An attacker gained access to a set of user credentials, allowing the user to access a customer-facing application. The compromised user was able to interrogate AWS Secrets Manager and pull all of the secrets for this account. Vectra’s Detect for AWS flagged the suspicious user because Secrets interactions were detected from a new IP space, rather than from inside AWS as was typical. Analysts reacted within minutes of detection by rotating the Secrets and resetting the user credentials, shutting down the compromise before any impact to the organization.
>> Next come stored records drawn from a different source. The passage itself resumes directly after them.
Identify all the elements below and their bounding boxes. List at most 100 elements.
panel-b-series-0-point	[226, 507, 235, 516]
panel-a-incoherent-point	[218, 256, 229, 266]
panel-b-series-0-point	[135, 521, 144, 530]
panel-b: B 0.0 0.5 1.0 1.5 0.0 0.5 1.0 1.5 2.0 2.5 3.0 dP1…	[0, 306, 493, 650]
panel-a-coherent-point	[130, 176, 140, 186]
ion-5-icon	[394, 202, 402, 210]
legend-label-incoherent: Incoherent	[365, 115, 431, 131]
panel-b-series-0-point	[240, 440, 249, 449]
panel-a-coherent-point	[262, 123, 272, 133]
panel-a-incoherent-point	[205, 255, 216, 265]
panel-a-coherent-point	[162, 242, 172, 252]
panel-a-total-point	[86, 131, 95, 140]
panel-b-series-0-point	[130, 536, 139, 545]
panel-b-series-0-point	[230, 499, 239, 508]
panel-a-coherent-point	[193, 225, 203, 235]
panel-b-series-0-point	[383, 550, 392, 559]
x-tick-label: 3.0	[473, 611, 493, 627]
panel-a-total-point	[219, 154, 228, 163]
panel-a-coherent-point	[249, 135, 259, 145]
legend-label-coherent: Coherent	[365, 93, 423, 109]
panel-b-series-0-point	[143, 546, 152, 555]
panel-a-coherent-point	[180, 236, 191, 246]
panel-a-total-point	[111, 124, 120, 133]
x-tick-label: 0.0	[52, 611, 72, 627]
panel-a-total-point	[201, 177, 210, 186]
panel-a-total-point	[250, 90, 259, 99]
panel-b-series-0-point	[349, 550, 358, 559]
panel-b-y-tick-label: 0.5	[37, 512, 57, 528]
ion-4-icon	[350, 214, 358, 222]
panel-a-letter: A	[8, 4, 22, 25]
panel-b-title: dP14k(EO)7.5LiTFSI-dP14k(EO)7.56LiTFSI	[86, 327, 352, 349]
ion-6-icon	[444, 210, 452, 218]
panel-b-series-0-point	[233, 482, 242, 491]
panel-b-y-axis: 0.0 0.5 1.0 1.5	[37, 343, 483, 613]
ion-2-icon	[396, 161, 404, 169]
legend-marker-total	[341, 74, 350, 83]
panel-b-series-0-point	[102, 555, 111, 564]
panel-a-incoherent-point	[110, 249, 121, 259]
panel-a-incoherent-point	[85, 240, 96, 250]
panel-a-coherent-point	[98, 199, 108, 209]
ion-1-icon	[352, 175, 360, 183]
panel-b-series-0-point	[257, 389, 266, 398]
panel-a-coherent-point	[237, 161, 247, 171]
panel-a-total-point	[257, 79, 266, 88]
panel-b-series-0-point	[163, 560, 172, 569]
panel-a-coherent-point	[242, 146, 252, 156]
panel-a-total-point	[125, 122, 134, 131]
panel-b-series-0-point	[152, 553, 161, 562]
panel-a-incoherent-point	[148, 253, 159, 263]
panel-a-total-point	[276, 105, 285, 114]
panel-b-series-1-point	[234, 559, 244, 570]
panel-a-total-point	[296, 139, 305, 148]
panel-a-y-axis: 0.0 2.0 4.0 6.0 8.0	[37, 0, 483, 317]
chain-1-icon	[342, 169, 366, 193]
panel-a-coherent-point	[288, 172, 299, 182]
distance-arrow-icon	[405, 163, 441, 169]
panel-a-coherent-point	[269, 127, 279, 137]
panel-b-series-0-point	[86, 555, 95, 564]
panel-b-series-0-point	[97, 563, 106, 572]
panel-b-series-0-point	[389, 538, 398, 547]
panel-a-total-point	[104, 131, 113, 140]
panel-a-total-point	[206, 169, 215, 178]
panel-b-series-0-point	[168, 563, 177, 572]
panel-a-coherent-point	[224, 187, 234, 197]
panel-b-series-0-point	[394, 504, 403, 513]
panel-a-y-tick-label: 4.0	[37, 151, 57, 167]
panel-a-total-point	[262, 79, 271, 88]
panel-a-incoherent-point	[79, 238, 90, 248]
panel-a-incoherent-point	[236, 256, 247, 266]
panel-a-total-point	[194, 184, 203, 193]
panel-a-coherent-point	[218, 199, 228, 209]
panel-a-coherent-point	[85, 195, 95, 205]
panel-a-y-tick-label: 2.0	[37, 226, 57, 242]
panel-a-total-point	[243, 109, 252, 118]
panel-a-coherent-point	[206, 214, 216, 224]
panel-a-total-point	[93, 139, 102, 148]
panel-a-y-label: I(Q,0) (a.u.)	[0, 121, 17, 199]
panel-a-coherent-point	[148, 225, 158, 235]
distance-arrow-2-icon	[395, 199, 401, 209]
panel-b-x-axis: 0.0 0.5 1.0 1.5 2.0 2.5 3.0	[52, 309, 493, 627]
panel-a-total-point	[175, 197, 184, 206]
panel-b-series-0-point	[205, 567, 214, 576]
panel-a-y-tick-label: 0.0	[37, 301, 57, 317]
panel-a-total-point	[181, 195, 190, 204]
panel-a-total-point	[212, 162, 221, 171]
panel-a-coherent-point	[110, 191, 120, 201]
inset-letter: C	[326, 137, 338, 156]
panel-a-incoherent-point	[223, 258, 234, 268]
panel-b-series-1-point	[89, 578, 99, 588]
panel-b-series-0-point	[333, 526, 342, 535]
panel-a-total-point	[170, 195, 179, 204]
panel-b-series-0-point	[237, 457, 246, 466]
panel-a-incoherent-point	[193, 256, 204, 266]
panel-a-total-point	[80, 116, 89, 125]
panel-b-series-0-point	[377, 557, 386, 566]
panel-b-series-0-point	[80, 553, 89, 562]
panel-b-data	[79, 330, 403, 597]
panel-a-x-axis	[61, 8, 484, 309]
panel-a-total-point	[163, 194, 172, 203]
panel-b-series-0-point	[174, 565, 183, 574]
These examples are merely a few of the countless automated detection and response activities that this new generation of cloud security tools – CDR – can provide to organizations to deliver improved security, increased efficiency, enhanced visibility, flexibility, and accuracy. And Synopsys, a leader in application and cloud security consulting, can provide the technical expertise and industry best-practices to help any organization implement a CDR solution, either on its own, or as part of a comprehensive managed cloud security service that also includes compliance tracking to specified industry standards and/or frameworks, vulnerability management, incident response, identity and configuration monitoring, and more.
While automation is a sign of a mature cloud security posture, success won’t happen immediately upon implementing a CDR solution – it takes time, patience, learning and a step-by-step approach to achieve full coverage. There are also potential challenges to implementing CDR, including Integration with existing security systems and processes, dependence on the security and reliability of cloud service providers, and the potential for false positives and other detection errors. However, in the opinion of many security professionals, the benefits far outweigh these challenges. Therefore, after evaluating pros and cons, and potential return versus actual investment, cloud security automation should be a top priority for every organization that has a presence in the cloud.
John Waller is a Cloud Architect and Security Professional experienced with securing cloud environments and web applications by implementing the NIST Cybersecurity Framework, Critical Security Controls, OWASP Top 10 and other industry-leading standards and tools. Additionally, he has 20+ years of experience designing, developing, deploying, and managing web applications, cloud-based solutions and dynamic websites for companies ranging from Fortune 50 corporations to local businesses. Prior to joining Synopsys, he focused primarily on application security, cloud architecture and security, and regulatory/security framework compliance for eight years as Director of Information Security and Cloud Services for an established software company. In addition to his duties at Synopsys, he also is an Information Security educator, leading the University of Connecticut’s Cybersecurity Bootcamp and regularly speaks to business, civic and student groups about the importance and best practices of cybersecurity.